George Papadopoulos 'ecstatic' over Trump pardon, hints at possible lawsuit

George Papadopoulos: ‘Extremely grateful’ for Trump pardon

Former Trump campaign adviser George Papadopoulos argues there’s been a ‘target’ on him from the moment he started working for the president.

Former Trump 2016 campaign adviser George Papadopoulos celebrated the pardon President Trump granted to him while noting that he may not be done with his accusers.

Papadopoulos served a 14-day prison sentence after pleading guilty to providing false statements to investigators about the timing of his meeting a professor with supposed ties to Russia and a female Russian national. Papadopoulos has since claimed he was set up and said he appreciates the treatment he received from the president.

"I'm absolutely ecstatic," Papadopoulos told FOX Business Network's Maria Bartiromo Wednesday morning. "It’s a tremendous moment for myself and my family, and it came on the cusp of Christmas so it made it even more special for me."

Papadopoulos now claims he did not lie about his meeting with the professor, now known to be Joseph Mifsud, rather he "misremembered" when he met with him. According to a document Papadopoulos signed, he told the FBI that Mifsud claimed Russia had damaging information about Hillary Clinton, including emails, but falsely said he met Mifsud prior to joining the Trump campaign.

Those conversations turned out to be significant, as Papadopoulos later relayed some of what was discussed with an Australian diplomat. U.S. officials say that the revelation eventually triggered the FBI's Russia investigation, but Papadopoulos believes the whole thing was an orchestrated setup meant to entrap him.

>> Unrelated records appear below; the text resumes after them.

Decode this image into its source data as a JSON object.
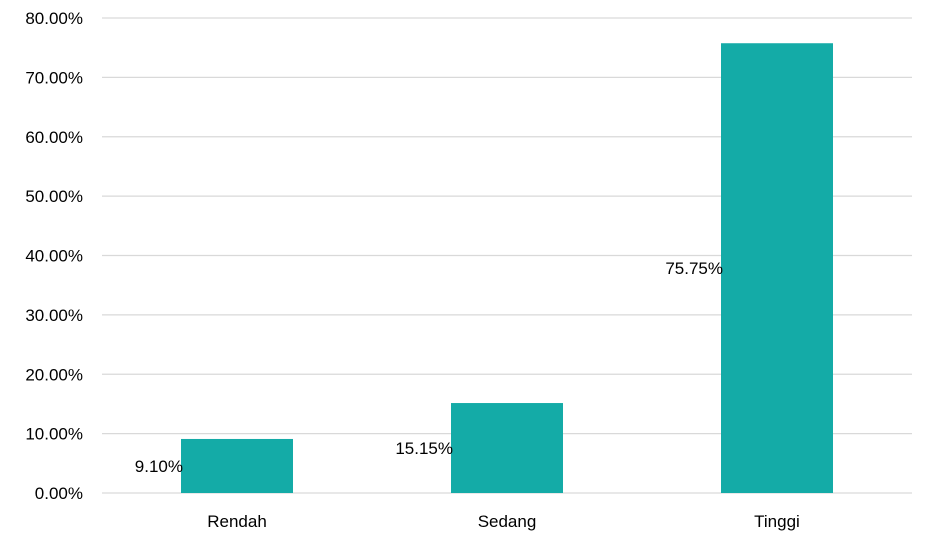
{
  "chart_data": {
    "type": "bar",
    "categories": [
      "Rendah",
      "Sedang",
      "Tinggi"
    ],
    "values": [
      9.1,
      15.15,
      75.75
    ],
    "data_labels": [
      "9.10%",
      "15.15%",
      "75.75%"
    ],
    "y_ticks": [
      "0.00%",
      "10.00%",
      "20.00%",
      "30.00%",
      "40.00%",
      "50.00%",
      "60.00%",
      "70.00%",
      "80.00%"
    ],
    "ylim": [
      0,
      80
    ],
    "y_unit": "%",
    "title": "",
    "xlabel": "",
    "ylabel": "",
    "grid": true,
    "legend": "none",
    "colors": {
      "bar": "#14ABA7",
      "grid": "#D9D9D9",
      "text": "#000000"
    }
  }
}
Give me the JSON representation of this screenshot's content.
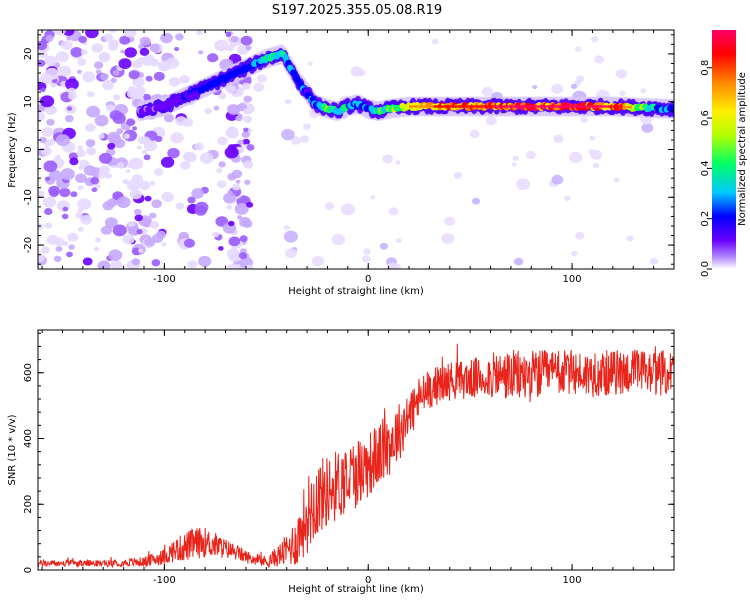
{
  "title": "S197.2025.355.05.08.R19",
  "chart_data": [
    {
      "type": "heatmap",
      "xlabel": "Height of straight line (km)",
      "ylabel": "Frequency (Hz)",
      "xlim": [
        -162,
        150
      ],
      "ylim": [
        -25,
        25
      ],
      "xticks": [
        -100,
        0,
        100
      ],
      "yticks": [
        -20,
        -10,
        0,
        10,
        20
      ],
      "colorbar": {
        "label": "Normalized spectral amplitude",
        "range": [
          0.0,
          0.95
        ],
        "ticks": [
          0.0,
          0.2,
          0.4,
          0.6,
          0.8
        ],
        "tick_labels": [
          "0.0",
          "0.2",
          "0.4",
          "0.6",
          "0.8"
        ],
        "colors": [
          "#ffffff",
          "#b388ff",
          "#6a00ff",
          "#0000ff",
          "#00c8ff",
          "#00ff66",
          "#b4ff00",
          "#ffee00",
          "#ff8800",
          "#ff0000",
          "#ff0066"
        ]
      },
      "ridge": {
        "x": [
          -112,
          -100,
          -90,
          -80,
          -70,
          -60,
          -50,
          -42,
          -38,
          -34,
          -30,
          -26,
          -20,
          -15,
          -10,
          -5,
          0,
          5,
          10,
          20,
          40,
          80,
          120,
          148
        ],
        "freq": [
          8,
          9,
          11,
          13,
          15,
          17,
          19,
          20,
          17,
          14,
          12,
          9.5,
          8.5,
          8,
          9,
          9.5,
          8.5,
          8,
          8.5,
          9,
          9,
          9,
          9,
          8.5
        ],
        "amplitude": [
          0.15,
          0.2,
          0.25,
          0.3,
          0.3,
          0.3,
          0.45,
          0.5,
          0.4,
          0.35,
          0.3,
          0.35,
          0.5,
          0.45,
          0.4,
          0.35,
          0.35,
          0.5,
          0.55,
          0.7,
          0.8,
          0.9,
          0.85,
          0.3
        ]
      }
    },
    {
      "type": "line",
      "xlabel": "Height of straight line (km)",
      "ylabel": "SNR (10 * v/v)",
      "xlim": [
        -162,
        150
      ],
      "ylim": [
        0,
        730
      ],
      "xticks": [
        -100,
        0,
        100
      ],
      "yticks": [
        0,
        200,
        400,
        600
      ],
      "series": [
        {
          "name": "SNR",
          "color": "#e8241b",
          "x": [
            -162,
            -150,
            -140,
            -130,
            -120,
            -110,
            -100,
            -95,
            -90,
            -85,
            -80,
            -75,
            -70,
            -65,
            -60,
            -55,
            -50,
            -45,
            -40,
            -35,
            -30,
            -25,
            -20,
            -15,
            -10,
            -5,
            0,
            5,
            10,
            15,
            20,
            25,
            30,
            35,
            40,
            50,
            60,
            70,
            80,
            90,
            100,
            110,
            120,
            130,
            140,
            150
          ],
          "mean": [
            20,
            20,
            20,
            20,
            22,
            25,
            40,
            60,
            70,
            80,
            85,
            75,
            65,
            55,
            40,
            30,
            25,
            40,
            60,
            90,
            170,
            220,
            240,
            260,
            280,
            300,
            320,
            350,
            380,
            420,
            470,
            520,
            550,
            565,
            575,
            580,
            590,
            590,
            590,
            600,
            600,
            595,
            600,
            605,
            600,
            600
          ],
          "amp": [
            10,
            10,
            10,
            10,
            12,
            15,
            25,
            35,
            45,
            50,
            45,
            40,
            30,
            25,
            20,
            15,
            20,
            30,
            50,
            80,
            120,
            120,
            110,
            110,
            110,
            110,
            100,
            100,
            100,
            90,
            80,
            70,
            60,
            60,
            60,
            60,
            70,
            80,
            80,
            70,
            70,
            70,
            70,
            70,
            70,
            70
          ]
        }
      ]
    }
  ]
}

"It seems there was a target on me from the moment I joined the Trump campaign," Papadopoulos said.

Asked if he plans to sue over his treatment, Papadopoulos was noncommittal but hinted that it was possible.


"I would like to see what the impact of the pardon will be on a potential civil case," Papadopoulos said. "I haven't made a decision yet, but certainly some very high-profile attorneys think there's a great case to be made against the government and we'll see what happens."